Non-migrants can include locals who did not migrateor outsiders.
Many believe the court directive highlights the government’s failure to ensure gender equality in Jammu and Kashmir as this issue should have been addressed long ago without the need for court intervention. Instead, it was the Union Territory’s administration that challenged the right of women to secure jobs in the Valley if they married non-migrants.
Thousands of government jobs have been allocated to displaced Kashmiris, almost all of them Pandits, since 2009 to facilitate their return to Kashmir. Married Pandit women are eligible for these jobs only if they are married to migrants, which means that those who marry non-migrants do not qualify.

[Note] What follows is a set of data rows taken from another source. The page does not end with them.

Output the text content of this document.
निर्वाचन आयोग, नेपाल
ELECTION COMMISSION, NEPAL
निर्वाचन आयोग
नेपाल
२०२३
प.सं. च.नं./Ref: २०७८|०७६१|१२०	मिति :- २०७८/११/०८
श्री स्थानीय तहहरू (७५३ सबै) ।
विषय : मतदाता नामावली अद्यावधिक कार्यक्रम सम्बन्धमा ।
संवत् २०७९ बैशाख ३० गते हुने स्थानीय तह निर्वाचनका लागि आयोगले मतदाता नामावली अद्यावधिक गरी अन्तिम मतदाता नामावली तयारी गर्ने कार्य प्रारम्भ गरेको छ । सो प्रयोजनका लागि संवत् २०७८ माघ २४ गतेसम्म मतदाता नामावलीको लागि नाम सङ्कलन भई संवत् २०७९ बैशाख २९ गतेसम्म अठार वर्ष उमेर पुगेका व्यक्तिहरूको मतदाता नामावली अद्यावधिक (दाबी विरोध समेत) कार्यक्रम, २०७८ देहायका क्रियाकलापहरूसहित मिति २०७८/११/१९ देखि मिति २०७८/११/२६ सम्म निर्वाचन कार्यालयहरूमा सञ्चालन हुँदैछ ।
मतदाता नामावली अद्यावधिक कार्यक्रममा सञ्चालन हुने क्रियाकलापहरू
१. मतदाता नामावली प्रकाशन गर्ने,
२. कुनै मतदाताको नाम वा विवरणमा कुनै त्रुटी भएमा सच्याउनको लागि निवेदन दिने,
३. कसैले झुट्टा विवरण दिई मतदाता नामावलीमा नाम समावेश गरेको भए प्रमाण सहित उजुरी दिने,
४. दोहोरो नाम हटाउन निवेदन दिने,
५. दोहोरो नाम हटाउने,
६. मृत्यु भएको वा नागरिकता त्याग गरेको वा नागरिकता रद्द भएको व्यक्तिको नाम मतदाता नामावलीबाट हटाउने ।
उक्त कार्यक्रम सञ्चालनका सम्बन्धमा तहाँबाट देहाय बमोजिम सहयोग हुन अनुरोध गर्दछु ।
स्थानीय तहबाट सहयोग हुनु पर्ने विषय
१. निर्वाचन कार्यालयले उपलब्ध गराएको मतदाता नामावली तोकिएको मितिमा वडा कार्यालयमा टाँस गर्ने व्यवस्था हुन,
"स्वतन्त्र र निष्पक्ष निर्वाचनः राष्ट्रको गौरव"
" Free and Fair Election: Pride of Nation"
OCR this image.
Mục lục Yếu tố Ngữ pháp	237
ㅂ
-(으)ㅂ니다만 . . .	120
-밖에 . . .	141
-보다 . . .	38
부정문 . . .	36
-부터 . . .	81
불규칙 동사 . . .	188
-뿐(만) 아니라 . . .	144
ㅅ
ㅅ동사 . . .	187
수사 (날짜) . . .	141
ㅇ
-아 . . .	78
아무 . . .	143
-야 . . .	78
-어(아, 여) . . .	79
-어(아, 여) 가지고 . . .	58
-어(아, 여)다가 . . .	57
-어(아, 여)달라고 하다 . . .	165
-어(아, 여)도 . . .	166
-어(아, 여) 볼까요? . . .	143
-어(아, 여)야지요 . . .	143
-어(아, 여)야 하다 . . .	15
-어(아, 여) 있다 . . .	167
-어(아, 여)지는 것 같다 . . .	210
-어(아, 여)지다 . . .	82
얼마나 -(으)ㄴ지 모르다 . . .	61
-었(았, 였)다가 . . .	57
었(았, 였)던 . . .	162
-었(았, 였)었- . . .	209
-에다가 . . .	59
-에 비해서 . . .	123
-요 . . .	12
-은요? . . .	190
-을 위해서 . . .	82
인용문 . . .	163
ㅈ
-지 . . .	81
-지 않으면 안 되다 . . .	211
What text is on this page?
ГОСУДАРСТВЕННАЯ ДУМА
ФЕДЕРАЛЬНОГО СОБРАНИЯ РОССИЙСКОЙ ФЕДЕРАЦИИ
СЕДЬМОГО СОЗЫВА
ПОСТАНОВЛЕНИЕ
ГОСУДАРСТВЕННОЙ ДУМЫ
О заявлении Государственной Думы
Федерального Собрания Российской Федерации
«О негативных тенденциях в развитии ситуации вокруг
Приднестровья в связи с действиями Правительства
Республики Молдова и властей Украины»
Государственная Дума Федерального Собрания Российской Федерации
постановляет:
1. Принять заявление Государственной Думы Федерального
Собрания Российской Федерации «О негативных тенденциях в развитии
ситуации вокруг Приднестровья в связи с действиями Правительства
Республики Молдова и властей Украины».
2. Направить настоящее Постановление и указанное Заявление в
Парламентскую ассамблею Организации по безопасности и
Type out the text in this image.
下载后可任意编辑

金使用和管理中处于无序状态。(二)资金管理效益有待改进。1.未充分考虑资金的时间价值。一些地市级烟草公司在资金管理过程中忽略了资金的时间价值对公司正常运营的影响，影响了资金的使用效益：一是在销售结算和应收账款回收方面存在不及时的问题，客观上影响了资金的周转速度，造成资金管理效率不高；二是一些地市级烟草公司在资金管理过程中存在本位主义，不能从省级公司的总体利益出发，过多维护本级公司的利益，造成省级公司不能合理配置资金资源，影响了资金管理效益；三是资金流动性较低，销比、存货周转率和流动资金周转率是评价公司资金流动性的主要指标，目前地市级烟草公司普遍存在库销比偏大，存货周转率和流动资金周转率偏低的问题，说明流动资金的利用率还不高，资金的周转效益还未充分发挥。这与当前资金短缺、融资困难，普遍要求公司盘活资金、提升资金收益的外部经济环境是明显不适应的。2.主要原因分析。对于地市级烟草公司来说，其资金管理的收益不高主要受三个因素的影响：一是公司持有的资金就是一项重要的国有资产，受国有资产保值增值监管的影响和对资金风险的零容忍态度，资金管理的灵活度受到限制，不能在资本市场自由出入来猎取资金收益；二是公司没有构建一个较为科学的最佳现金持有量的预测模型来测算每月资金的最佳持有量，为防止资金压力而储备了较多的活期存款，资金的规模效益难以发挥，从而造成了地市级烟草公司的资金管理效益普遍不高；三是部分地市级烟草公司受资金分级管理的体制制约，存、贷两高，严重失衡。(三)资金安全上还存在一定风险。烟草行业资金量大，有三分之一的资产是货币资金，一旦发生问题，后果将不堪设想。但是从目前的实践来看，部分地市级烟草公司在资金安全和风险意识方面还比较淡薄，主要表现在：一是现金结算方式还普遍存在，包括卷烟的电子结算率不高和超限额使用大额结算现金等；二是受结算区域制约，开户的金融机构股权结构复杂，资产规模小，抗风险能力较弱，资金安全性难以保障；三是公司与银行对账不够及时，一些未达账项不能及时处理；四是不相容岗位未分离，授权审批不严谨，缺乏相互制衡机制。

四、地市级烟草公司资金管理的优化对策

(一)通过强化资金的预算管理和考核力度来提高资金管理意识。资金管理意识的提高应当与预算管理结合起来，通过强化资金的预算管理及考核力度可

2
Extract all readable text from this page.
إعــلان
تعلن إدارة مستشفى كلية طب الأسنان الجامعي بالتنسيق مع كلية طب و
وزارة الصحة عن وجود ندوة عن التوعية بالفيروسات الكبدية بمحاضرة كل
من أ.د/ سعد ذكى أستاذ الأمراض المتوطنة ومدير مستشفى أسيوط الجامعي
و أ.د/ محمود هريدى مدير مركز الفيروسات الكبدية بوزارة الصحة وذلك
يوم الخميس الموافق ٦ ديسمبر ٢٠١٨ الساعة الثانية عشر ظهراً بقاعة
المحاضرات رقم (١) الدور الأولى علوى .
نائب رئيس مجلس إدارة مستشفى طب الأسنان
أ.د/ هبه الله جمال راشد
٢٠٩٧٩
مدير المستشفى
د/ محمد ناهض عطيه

A bench of Justices Atul Sreedharan and Mohammad Yousuf Wani said the contention that a woman would lose her status as a migrant “only because she, out of the natural urge of forming a family, had to marry a non-migrant on account of existing circumstances, would be grossly discriminatory and militates against the very concept of justice”.
“This discrimination becomes even more brazen when a male migrant continues to remain a migrant notwithstanding the fact that he has married a non-migrant. Such a situation has arisen only on account of the patriarchy.... In matters relating to employment under the state/UT, such discrimination cannot be countenanced,”the bench added.